STORY

Letter to CU community from Faculty Council Committee for Racial and Ethnic Equity

By Staff
////

Dear CU System and University Leadership and Campus Communities,

We, the Faculty Council Committee for Racial and Ethnic Equity (CREE), are outraged and grieving over the recent killings of George Floyd, Breonna Taylor and Tony McDade. These Black people have all been killed by police in recent weeks. Although these wounds are fresh, particularly for Black people in our community, we recognize that they are but the most recent killings of Black Americans at the hands of police.

As letters go out from various CU groups and leaders, we offer the following suggestions and delineations for consideration in these communiques to inspire healing instead of further wounding:

Please do not follow any condolence statements with a condemnation of, or warning to, protestors who are violent or destructive to property. This rhetorical move erases any sympathy expressed to grieving Black people. It also engages and promotes falsehoods that Black Lives Matter demonstrators are violent. This is particularly troubling given the racist stereotype that Black people are violent (Wilson, 2005).

We consider this association of protestors with violence to be a falsehood in part because there are several investigations, nationally, into white supremacist groups inciting violence at BLM protests, as well as investigations into heavily militarized police inciting violence. For example, one DPD officer was recently fired because he posted a picture with two other officers in SWAT gear under the headline, “Let’s start a riot!” Furthermore, expressions over the concern of destruction of property is dismissive in the way that it elevates concern for property over the Black lives that continue to be taken.

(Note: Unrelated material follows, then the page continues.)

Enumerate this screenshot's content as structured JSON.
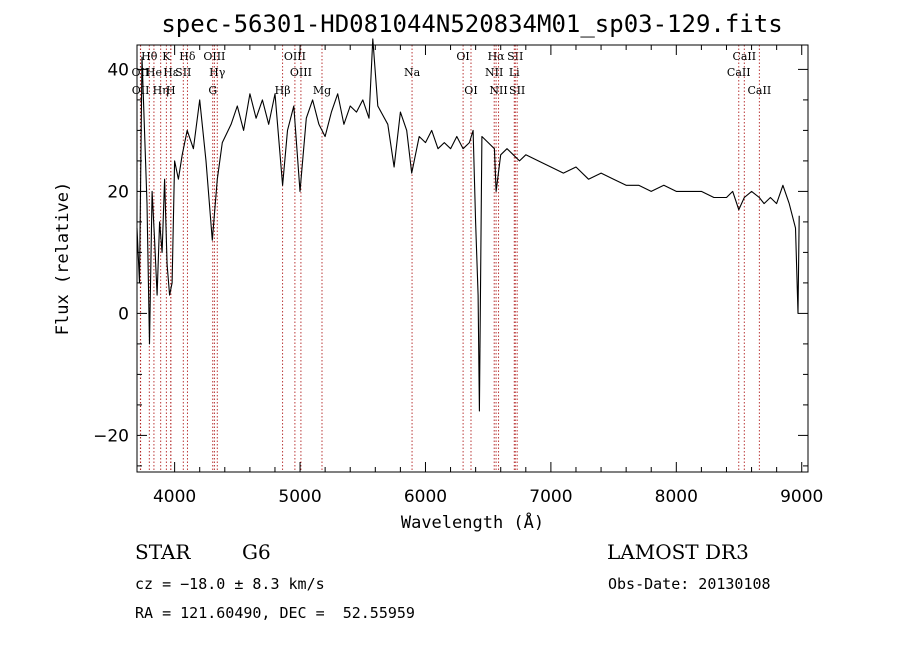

We, as CREE, are concerned about systemic racism in the criminal justice system (Alexander, 2012), as well as that within higher education (Ahmed, 2012; Nishi, 2020). We, along with our students and communities of color, are grieving. As such, we recommend that leaders make concrete investments in racial justice and equity by disinvesting and breaking ties with city police as well as training faculty and staff (including campus police) on race, racism and anti-blackness (Dumas, 2016) and how it works in higher education. In this way, we support CU Boulder’s Black Student Alliance in its demands.

As former Vice Chancellor of Diversity and Inclusion for the CU Denver and Anschutz Medical Campuses, Professor Emerita, and renowned community equity leader, Brenda J. Allen has recommended now is the time for the CU community and particularly leadership to commit themselves to understanding issues of racial justice by educating themselves. It is also the time to double down our efforts to recruit and retain faculty of color throughout the CU system. We stand ready to support these efforts, and we invite system and campus leaders to commit to working with us immediately to implement proven practices.

In closing, we send out our support to the Black community and say Black Lives Matter!

Sincerely,

The Faculty Council Committee on Racial and Ethnic Equity (CREE)

References:

Ahmed, S. (2012). On being included: Racism and diversity in institutional life. Durham, NC: Duke University Press Books.

Alexander, M. (2012). The new Jim Crow: Mass incarceration in the age of colorblindness. New York: The New Press.

Dumas, M.J. (2016). Against the dark: Antiblackness in education policy and discourse. Theory Into Practice, 55(1), 11-19, DOI: 10.1080/00405841.2016.1116852

Nishi, N.W. (2020). Imperialistic reclamation of higher education diversity initiatives through semantic co-option and concessions. Race Ethnicity and Education, DOI: 10.1080/13613324.2020.1718079.

Wilson, D. (2005). Inventing black-on-black violence: Discourse, space, and representation. Syracuse: Syracuse University Press.